The other day at the Realm Makers Consortium, Lori Ann Weldon posted a link to a film she called “the most bazaar, trippy, and weird as WACK piece of art I have ever experienced.”
She wasn’t overstating the matter. Jack and the Cuckoo-Clock Heart is an animated Steampunk-fantasy drama that is incredibly beautiful and strange, like a collaboration between Tim Burton and Hieronymus Bosch.
It is a gorgeous film to look at, but it’s hampered by, among other things, a nihilist worldview. Reviewer Roger Moore went so far as to call it “heartless.” Despite the pun, I’m inclined to agree.
Spoilers ahead, sweetie.
Don’t let the fact that this is an animated film fool you. It has a dark tone, and although there are a few moments of levity, it is for the most part straight-up drama. I would go so far as to say tragedy.
The premise of the story is that Jack, having been born on the coldest day on earth—a day on which dead birds fall frozen from the sky—has a heart of ice. The midwife, Madeline, replaces his heart with a tiny cuckoo clock. Jack’s birth mother abandons him to Madeline’s care.
When Jack turns 10, Madeline cautions him that because of his delicate mechanical heart, he must not lose his temper or fall in love, as this would cause his heart to explode.
Of course Jack immediately meets Acasia and falls in love with her.
The fundamental flaw at the center of this film, then, is its wrong-headed view of love. Like almost every blinking animated film ever, Jack and the Cuckoo-Clock Heart mistakes infatuation for love.
The great love of the story—which the filmmakers give scant attention—is the love Madeline shows in raising Jack as her own.
As for Jack, his journey as a hero is purely superficial. At the age of 14 he jaunts across Europe in search of Acacia, whom he finds singing in a circus populated by refugees from one of Bosch’s paintings. Yet Jack doesn’t actually grow or change in the course of this adventure, and neither does she.
The character motivations, where they are present at all, seem completely arbitrary. Characters do or say things randomly according to whatever suits the mood of the filmmakers at any given moment. Acacia says she loves Jack, but when he gets into a fight with schoolyard bully Joe, she turns on him. Madeline goes to great lengths to save the life of newborn Jack, but another scene hints that she may be an abortionist.
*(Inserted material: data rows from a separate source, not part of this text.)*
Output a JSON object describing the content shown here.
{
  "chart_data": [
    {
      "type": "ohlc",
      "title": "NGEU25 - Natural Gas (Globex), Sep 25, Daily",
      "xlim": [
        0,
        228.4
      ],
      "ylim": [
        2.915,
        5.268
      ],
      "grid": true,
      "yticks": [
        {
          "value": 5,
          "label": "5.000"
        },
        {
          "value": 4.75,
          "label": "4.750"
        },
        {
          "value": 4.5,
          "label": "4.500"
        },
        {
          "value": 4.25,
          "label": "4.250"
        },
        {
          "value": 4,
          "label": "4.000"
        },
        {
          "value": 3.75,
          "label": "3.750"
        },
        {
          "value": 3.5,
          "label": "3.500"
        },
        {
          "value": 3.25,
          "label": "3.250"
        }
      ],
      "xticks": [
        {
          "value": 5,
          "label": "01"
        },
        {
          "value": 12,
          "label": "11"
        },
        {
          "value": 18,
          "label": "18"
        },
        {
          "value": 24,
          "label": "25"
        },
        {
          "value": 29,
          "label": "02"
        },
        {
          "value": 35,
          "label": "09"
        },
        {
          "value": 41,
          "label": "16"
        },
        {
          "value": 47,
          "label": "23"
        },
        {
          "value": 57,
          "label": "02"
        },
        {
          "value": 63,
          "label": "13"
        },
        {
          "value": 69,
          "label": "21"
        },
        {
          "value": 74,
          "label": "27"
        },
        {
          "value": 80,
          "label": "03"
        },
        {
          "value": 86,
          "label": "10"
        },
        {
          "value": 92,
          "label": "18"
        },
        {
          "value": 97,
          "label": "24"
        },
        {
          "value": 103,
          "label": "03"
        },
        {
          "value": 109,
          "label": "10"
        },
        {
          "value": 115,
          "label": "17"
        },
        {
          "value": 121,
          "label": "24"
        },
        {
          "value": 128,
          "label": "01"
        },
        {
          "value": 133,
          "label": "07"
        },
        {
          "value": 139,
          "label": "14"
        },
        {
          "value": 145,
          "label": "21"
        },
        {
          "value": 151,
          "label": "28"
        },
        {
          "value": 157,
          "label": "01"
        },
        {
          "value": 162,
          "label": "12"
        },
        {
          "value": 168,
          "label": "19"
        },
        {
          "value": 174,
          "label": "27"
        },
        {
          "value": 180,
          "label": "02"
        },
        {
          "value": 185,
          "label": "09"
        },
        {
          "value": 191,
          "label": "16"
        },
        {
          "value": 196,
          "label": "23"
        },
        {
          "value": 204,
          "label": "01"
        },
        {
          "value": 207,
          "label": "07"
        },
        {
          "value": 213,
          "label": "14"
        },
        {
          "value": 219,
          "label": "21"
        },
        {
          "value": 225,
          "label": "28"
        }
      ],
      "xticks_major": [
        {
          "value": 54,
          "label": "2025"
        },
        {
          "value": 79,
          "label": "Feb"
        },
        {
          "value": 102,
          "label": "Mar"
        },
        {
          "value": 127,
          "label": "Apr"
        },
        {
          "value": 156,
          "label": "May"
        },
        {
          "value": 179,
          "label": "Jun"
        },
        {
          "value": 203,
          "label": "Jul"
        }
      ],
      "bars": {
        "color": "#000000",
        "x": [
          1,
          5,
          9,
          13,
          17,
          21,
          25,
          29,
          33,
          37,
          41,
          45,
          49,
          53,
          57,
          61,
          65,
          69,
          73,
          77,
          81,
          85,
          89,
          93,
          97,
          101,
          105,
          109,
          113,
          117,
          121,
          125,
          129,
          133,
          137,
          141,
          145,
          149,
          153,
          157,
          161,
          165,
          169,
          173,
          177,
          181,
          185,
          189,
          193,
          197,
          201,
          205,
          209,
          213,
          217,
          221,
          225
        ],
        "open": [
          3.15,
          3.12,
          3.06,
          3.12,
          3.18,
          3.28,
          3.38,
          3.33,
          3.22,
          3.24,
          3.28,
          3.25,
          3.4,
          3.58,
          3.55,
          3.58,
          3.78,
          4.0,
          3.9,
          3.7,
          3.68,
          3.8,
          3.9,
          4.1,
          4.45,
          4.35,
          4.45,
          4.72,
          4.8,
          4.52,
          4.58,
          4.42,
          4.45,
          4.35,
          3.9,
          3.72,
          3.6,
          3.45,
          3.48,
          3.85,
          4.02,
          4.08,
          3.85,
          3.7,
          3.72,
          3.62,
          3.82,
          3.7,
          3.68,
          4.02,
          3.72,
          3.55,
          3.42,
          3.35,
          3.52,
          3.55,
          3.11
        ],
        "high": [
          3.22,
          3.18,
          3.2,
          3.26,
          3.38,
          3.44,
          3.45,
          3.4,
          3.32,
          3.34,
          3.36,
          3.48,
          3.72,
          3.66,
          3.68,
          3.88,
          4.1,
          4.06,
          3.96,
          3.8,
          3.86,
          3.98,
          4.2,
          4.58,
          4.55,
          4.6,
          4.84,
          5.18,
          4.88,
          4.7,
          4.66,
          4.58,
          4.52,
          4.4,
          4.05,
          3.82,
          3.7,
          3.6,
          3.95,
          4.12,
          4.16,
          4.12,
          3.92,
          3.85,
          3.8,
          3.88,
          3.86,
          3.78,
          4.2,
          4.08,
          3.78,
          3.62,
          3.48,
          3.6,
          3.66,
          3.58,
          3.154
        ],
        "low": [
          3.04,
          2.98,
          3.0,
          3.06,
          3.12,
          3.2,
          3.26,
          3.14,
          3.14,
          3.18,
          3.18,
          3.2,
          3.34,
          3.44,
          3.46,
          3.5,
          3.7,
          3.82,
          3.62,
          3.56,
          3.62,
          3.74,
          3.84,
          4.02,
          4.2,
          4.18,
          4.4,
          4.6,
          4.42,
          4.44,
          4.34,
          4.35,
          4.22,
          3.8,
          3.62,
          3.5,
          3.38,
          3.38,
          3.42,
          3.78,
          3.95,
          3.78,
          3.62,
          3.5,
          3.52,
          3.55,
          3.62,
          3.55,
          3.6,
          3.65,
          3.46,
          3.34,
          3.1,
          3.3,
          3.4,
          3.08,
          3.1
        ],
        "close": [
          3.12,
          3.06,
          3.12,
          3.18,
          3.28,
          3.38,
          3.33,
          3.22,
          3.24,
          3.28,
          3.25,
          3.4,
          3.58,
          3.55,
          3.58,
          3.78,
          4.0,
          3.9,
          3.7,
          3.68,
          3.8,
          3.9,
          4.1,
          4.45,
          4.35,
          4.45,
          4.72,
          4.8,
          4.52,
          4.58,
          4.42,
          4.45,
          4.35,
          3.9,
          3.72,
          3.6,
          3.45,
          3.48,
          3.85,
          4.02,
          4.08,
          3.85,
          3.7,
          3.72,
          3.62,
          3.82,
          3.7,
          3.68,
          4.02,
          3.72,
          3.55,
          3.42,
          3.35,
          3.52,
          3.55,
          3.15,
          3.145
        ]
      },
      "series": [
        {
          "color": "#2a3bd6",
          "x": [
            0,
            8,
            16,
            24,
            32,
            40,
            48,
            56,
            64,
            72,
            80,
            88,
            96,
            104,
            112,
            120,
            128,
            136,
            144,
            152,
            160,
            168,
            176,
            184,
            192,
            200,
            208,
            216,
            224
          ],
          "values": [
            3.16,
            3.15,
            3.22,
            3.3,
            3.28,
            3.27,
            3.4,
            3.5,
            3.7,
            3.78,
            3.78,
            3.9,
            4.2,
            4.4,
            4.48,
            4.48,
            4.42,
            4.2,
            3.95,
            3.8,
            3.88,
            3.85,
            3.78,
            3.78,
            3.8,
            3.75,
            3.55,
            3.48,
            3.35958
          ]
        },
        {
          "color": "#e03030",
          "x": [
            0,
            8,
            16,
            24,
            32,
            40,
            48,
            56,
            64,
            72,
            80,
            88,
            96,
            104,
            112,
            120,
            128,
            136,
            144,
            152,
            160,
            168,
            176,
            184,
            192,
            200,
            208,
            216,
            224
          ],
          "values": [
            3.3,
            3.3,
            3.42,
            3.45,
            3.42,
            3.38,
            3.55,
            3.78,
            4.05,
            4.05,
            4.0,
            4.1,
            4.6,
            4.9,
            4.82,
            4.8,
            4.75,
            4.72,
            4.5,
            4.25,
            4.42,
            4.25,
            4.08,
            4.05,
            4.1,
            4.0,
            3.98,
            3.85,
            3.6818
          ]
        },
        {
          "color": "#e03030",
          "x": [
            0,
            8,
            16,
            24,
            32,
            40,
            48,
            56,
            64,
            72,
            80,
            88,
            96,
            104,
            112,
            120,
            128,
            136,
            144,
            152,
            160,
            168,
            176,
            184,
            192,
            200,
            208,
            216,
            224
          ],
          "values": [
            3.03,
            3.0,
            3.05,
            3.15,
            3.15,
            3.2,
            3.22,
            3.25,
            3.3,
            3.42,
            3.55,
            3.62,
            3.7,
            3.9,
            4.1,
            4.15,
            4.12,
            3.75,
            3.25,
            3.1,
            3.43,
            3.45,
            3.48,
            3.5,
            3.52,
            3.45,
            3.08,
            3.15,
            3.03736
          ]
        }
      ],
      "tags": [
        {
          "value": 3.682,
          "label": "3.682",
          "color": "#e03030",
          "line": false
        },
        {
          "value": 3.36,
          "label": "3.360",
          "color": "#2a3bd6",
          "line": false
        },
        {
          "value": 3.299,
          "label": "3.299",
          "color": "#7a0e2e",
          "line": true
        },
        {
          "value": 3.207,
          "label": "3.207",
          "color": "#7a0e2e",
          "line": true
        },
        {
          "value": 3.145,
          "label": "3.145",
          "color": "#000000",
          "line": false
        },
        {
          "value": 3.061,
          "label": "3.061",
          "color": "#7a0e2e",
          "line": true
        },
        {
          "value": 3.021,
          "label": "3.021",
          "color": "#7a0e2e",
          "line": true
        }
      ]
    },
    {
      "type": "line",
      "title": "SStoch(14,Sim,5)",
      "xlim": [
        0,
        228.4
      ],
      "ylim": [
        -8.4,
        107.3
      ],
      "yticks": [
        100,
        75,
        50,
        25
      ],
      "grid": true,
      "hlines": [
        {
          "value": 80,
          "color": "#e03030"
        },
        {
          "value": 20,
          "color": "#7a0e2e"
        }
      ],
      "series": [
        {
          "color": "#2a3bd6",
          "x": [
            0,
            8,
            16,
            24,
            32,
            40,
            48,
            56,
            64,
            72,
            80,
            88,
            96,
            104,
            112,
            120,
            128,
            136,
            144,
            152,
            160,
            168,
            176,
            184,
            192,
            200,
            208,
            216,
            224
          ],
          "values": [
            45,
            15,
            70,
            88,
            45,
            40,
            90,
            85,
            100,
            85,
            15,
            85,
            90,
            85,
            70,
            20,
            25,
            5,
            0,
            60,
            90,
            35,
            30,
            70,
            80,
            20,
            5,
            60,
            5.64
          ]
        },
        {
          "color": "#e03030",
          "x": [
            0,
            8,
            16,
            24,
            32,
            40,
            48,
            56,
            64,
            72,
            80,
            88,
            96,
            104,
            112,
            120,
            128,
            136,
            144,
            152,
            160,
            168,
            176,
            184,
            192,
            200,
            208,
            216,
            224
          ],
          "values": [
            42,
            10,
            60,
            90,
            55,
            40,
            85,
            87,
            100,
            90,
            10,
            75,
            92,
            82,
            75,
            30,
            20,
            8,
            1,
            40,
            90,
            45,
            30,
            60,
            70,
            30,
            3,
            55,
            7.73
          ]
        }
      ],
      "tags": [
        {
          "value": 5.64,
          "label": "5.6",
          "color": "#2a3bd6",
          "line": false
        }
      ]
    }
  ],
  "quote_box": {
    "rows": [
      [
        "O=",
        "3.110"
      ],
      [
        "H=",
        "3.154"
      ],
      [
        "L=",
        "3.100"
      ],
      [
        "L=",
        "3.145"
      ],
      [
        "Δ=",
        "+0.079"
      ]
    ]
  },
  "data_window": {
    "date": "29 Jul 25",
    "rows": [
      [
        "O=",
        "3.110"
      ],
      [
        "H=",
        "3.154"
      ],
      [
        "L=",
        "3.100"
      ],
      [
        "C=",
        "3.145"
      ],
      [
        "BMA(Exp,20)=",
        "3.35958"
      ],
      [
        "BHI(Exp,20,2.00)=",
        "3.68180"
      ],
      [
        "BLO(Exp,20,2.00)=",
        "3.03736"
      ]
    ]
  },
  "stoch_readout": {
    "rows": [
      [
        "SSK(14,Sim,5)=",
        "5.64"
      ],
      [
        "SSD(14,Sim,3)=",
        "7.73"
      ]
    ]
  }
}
The entire plot is episodic, which is not a bad thing in itself, but an episodic plot needs a strong theme and through-line to tie all the pieces together, and the Jack-Acacia infatuation isn’t strong enough to do that.
A great deal of the discontinuity this structure produces can probably be attributed to the fact that the film is based on the book The Boy with the Cuckoo-Clock Heart and the related concept album La Mécanique du Cœur by the band Dionysos. The book was written by Dionysos frontman Mathias Malzieu. Some of the songs are good, but some suffer in translation.
As RJ Conte commented on Lori Ann’s post, the movie “Totally was an excuse for that band to promote their songs.” Maybe not totally, but it seems that some events in the movie are there only because there was a song to include. Notable among these is something I can only interpret as a dream sequence involving Jack the Ripper. It has nothing to do with the story, and the instant another character enters the scene, the Ripper vanishes as if he had never been there.
But the ending, mes amies … the ending …
I warned you there were spoilers, sweetie.
The movie’s nihilist worldview is nowhere more evident that at the ending, in which Jack returns home to find that Madeline has died in his absence—apparently of a broken heart. As he visits her grave, Acacia arrives. They kiss, and he dies. The. End.
All the struggles of the hero are for naught.
The theme appears to be that love is so painful it should be avoided. But where I feel the story most misses its mark is that neither Madeline’s death nor Jack’s is meaningful. I don’t expect every ending to be happy, but if the ending is going to be a sad one, let it have meaning. In this story, love leads to death.
In my worldview, love leads to life.